A sub-stream is a burst of packets in the stream followed by idle gaps. The idle gaps represent the boundaries between different sub-streams. The sub-streams are a better granularity to measure load balancing. Thus, in many cases, sub-stream based load balancing may be preferred over ECMP load balancing and packet based load balancing.
Disclosure of Invention
In one embodiment, the present invention includes a network device for setting sub-stream boundaries. The network device includes: a receiver for receiving a return Acknowledgement (ACK) corresponding to each packet in the stream; a processor coupled to the receiver, the processor to start a timer and control a Receive Window (RWDD) in the return ACK to generate a false ACK; and a transmitter coupled to the processor, the transmitter to send the false ACK to a sender host.
Optionally, in any of the above aspects, another implementation of the aspects provides: clearing the value of the RWDD in the false ACK when the timer has not timed out and all packets in the flow have not been received. Optionally, in any of the above aspects, another implementation of the aspects provides: the false ACK is used to instruct the sender host to stop sending packets. Optionally, in any of the above aspects, another implementation of the aspects provides: setting the value of the RWDD in the false ACK to the value of the RWDD in the last received return ACK when the timer has timed out. Optionally, in any of the above aspects, another implementation of the aspects provides: the false ACK is used to instruct the sender host to resume sending packets and thereby set the sub-flow boundary. Optionally, in any of the above aspects, another implementation of the aspects provides: the processor is to retrieve the RWND in the last received return ACK from a flow table. Optionally, in any of the above aspects, another implementation of the aspects provides: the transmitter is configured to send the last received return ACK to the sender host when the timer has not expired and has not all received all packets in the flow. Optionally, in any of the above aspects, another implementation of the aspects provides: the network device includes a transmit side edge switch. Optionally, in any of the above aspects, another implementation of the aspects provides: the receiver is to receive the return ACK from a receive-side edge switch coupled to a recipient host, wherein the transmit-side edge switch and the receive-side edge switch are disposed on opposite sides of a network. Optionally, in any of the above aspects, another implementation of the aspects provides: the network device includes a memory including a sub-flow table, the processor to store one or more of a last ACK, a last sequence number, and a last RWND.
In one embodiment, the invention includes a method of setting sub-stream boundaries.
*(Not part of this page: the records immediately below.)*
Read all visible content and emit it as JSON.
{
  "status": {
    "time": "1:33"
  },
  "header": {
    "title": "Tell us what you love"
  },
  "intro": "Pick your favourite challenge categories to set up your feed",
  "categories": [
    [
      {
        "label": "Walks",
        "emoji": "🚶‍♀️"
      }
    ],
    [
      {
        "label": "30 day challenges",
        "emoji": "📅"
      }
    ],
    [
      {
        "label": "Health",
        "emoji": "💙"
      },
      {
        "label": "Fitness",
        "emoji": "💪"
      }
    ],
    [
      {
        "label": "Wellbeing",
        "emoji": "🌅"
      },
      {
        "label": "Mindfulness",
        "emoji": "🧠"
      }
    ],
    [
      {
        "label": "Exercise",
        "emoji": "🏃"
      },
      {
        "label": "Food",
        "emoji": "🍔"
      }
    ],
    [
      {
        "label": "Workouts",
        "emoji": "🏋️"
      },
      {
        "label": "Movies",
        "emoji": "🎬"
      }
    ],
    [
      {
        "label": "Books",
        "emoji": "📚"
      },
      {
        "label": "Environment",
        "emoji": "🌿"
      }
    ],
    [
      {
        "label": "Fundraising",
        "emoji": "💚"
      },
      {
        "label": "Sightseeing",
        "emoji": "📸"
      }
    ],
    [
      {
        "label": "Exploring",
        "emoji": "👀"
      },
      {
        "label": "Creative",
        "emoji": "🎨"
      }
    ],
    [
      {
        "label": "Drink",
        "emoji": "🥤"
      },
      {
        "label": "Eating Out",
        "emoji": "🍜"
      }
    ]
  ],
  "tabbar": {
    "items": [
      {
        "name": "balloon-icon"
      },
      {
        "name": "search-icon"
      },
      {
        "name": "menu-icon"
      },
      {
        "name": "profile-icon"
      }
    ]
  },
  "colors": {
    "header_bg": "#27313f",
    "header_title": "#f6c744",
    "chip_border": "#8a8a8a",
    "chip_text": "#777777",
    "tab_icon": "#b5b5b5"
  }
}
The method comprises the following steps: setting a timer; determining that the timer has not expired; obtaining a return Acknowledgement (ACK) corresponding to each packet in the stream; clearing a value in a Receive Window (RWDD) to generate a false ACK when not all packets from the stream are received, thereby instructing the sender host to stop sending packets; setting the value in the RWDD of the false ACK to the value of the RWDD in the last received return ACK when all packets have been received; sending the false ACK to the sender host to establish the subflow boundary.
Optionally, in any of the above aspects, another implementation of the aspects provides: it is determined whether all packets from the flow have been received by comparing the value of the sequence field with the value of the acknowledgement field. Optionally, in any of the above aspects, another implementation of the aspects provides: the timer is a target sub-stream gap. Optionally, in any of the above aspects, another implementation of the aspects provides: the method is implemented by a transmit side edge switch. Optionally, in any of the above aspects, another implementation of the aspects provides: one or more of the last ACK, the last sequence number, and the last RWND are stored in the sub-flow table.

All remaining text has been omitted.